Pour Alstom, la prise du ferroviaire de Bombardier ferait sens
Pour Alstom, la prise du ferroviaire de Bombardier ferait sens
OLIVIER COGNASSE Proposé par Ali GADARITRANSPORTS , TRANSPORT , ALSTOM , BOMBARDIERANALYSE Contrairement à une fusion avec Siemens, qui aurait donné lieu à une prise de pouvoir de l’industriel germanique, avec le rachat de Bombardier transport, c’est le constructeur français Alstom qui reprendrait la main.
Le 6 février 2019, à 11 heures 55, Margrethe Vestager annonçait que l’Europe refusait la fusion entre Alstom et son concurrent allemand Siemens. "La Commission a interdit la concentration parce que les entreprises n’étaient pas disposées à remédier aux importants problèmes de concurrence que nous avons relevés", justifiait la commissaire européenne à la Concurrence. Quelques semaines plus tard, dans une interview à l’Usine Nouvelle (à retrouver ci-dessous), Henri Poupart-Lafarge, le patron d’Alstom, assurait
disposer d’une trésorerie de 2,6 milliards d’euros : "Cet argent nous permet d’envisager des acquisitions ciblées pour compléter nos gammes de technologies, ou ponctuellement sur un marché donné, avait-il indiqué. Je pense à des entreprises spécialisées."
Faire face à la concurrence des Asiatiques
Ces derniers jours, notre confrère Bloomberg annonçait qu’Alstom était en discussions depuis plusieurs mois et pourrait reprendre les activités ferroviaires de Bombardier en grandes difficultés financières. Des discussions avaient déjà eu lieu il y a au moins trois ans, avant le projet de fusion franco-allemande. Le rapprochement avec Siemens, annoncé comme une fusion d’égal à égal, était en réalité une prise de pouvoir de l’industriel germanique, le groupe dans son ensemble étant environ dix fois plus important qu’Alstom. Avec le rachat de Bombardier transport, c’est le constructeur français qui reprendrait la main. Toujours dans l’optique d’une consolidation du secteur pour faire face à l’éventuelle concurrence en Europe du chinois CRRC et du japonais Hitachi, qui a déjà racheté l’italien Ansaldo, dont il détient 100% du capital depuis janvier 2019.
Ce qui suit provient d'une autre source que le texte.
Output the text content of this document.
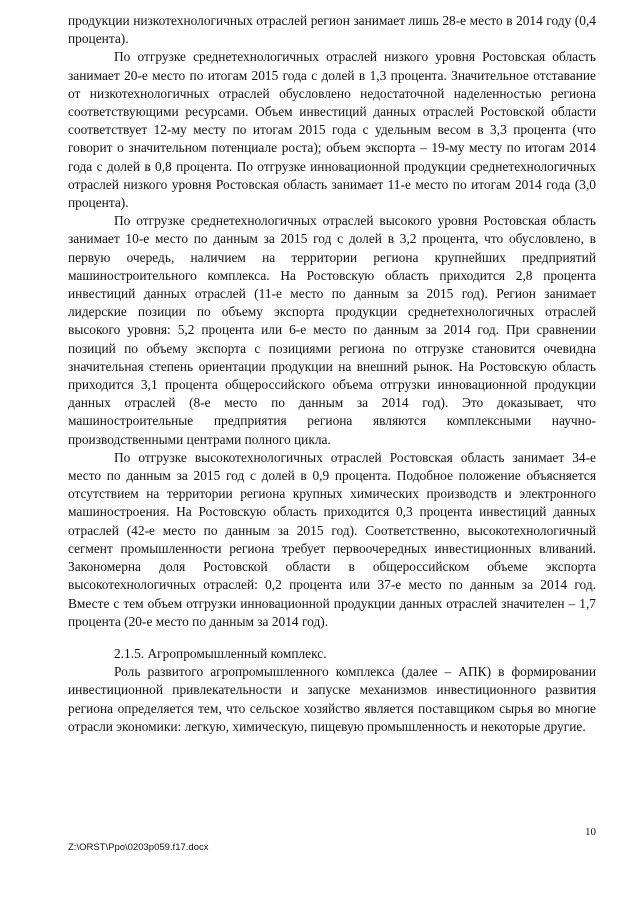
продукции низкотехнологичных отраслей регион занимает лишь 28-е место в 2014 году (0,4 процента).

По отгрузке среднетехнологичных отраслей низкого уровня Ростовская область занимает 20-е место по итогам 2015 года с долей в 1,3 процента. Значительное отставание от низкотехнологичных отраслей обусловлено недостаточной наделенностью региона соответствующими ресурсами. Объем инвестиций данных отраслей Ростовской области соответствует 12-му месту по итогам 2015 года с удельным весом в 3,3 процента (что говорит о значительном потенциале роста); объем экспорта – 19-му месту по итогам 2014 года с долей в 0,8 процента. По отгрузке инновационной продукции среднетехнологичных отраслей низкого уровня Ростовская область занимает 11-е место по итогам 2014 года (3,0 процента).

По отгрузке среднетехнологичных отраслей высокого уровня Ростовская область занимает 10-е место по данным за 2015 год с долей в 3,2 процента, что обусловлено, в первую очередь, наличием на территории региона крупнейших предприятий машиностроительного комплекса. На Ростовскую область приходится 2,8 процента инвестиций данных отраслей (11-е место по данным за 2015 год). Регион занимает лидерские позиции по объему экспорта продукции среднетехнологичных отраслей высокого уровня: 5,2 процента или 6-е место по данным за 2014 год. При сравнении позиций по объему экспорта с позициями региона по отгрузке становится очевидна значительная степень ориентации продукции на внешний рынок. На Ростовскую область приходится 3,1 процента общероссийского объема отгрузки инновационной продукции данных отраслей (8-е место по данным за 2014 год). Это доказывает, что машиностроительные предприятия региона являются комплексными научно-производственными центрами полного цикла.

По отгрузке высокотехнологичных отраслей Ростовская область занимает 34-е место по данным за 2015 год с долей в 0,9 процента. Подобное положение объясняется отсутствием на территории региона крупных химических производств и электронного машиностроения. На Ростовскую область приходится 0,3 процента инвестиций данных отраслей (42-е место по данным за 2015 год). Соответственно, высокотехнологичный сегмент промышленности региона требует первоочередных инвестиционных вливаний. Закономерна доля Ростовской области в общероссийском объеме экспорта высокотехнологичных отраслей: 0,2 процента или 37-е место по данным за 2014 год. Вместе с тем объем отгрузки инновационной продукции данных отраслей значителен – 1,7 процента (20-е место по данным за 2014 год).

2.1.5. Агропромышленный комплекс.

Роль развитого агропромышленного комплекса (далее – АПК) в формировании инвестиционной привлекательности и запуске механизмов инвестиционного развития региона определяется тем, что сельское хозяйство является поставщиком сырья во многие отрасли экономики: легкую, химическую, пищевую промышленность и некоторые другие.

10
Z:\ORST\Ppo\0203p059.f17.docx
Des partenaires de longue date
Si Alstom a réalisé 8,1 milliards d’euros de chiffre d’affaires au cours de l’exercice 2018/19, le prochain sera sans doute marqué par une croissance significative, alors que le carnet de commandes battait un nouveau record fin décembre 2019 pour atteindre 42 milliards d’euros. Les activités ferroviaires de Bombardier représentent pour 2019 un chiffre d’affaires de 7,5 milliards d’euros avec un carnet de commandes légèrement supérieur à 32 milliards d’euros. Au Canada, la presse s’inquiète déjà d’une nouvelle perte d’activités pour Bombardier et demande au gouvernement québécois de ne plus injecter d’argent si cette rumeur devenait réalité.
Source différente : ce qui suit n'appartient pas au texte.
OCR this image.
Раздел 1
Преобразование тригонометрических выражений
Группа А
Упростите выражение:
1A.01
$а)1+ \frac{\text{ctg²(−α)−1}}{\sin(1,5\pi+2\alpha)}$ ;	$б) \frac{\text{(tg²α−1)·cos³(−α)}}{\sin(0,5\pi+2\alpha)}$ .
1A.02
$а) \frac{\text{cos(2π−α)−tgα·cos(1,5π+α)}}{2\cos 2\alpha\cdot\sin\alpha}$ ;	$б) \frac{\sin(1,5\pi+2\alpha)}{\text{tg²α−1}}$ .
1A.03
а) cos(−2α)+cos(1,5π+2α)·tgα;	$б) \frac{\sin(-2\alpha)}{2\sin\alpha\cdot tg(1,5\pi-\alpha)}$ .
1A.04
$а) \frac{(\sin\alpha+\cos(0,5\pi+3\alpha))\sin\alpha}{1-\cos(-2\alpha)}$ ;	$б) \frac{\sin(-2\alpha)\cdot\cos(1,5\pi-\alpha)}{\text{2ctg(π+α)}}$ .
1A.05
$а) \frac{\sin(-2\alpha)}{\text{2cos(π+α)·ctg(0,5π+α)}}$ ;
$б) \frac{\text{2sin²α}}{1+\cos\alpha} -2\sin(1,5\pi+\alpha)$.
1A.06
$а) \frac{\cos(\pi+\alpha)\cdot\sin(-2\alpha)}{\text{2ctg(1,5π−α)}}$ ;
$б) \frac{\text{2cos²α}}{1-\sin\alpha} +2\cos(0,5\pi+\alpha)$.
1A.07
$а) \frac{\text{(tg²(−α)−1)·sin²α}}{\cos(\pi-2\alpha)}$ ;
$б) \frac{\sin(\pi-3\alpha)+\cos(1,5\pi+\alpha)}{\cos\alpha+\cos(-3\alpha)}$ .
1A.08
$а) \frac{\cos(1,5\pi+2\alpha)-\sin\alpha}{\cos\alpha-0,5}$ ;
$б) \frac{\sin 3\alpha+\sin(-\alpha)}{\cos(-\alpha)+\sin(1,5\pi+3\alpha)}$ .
Si les syndicats craignent un tel rapprochement pour l’emploi, il faut rappeler que les deux entreprises voisines dans le département du Nord – à Crespin pour Bombardier et Petite-Forêt pour Alstom – travaillent déjà ensemble sur plusieurs commandes de rames de métro MF19 et surtout le méga contrat du RER nouvelle génération.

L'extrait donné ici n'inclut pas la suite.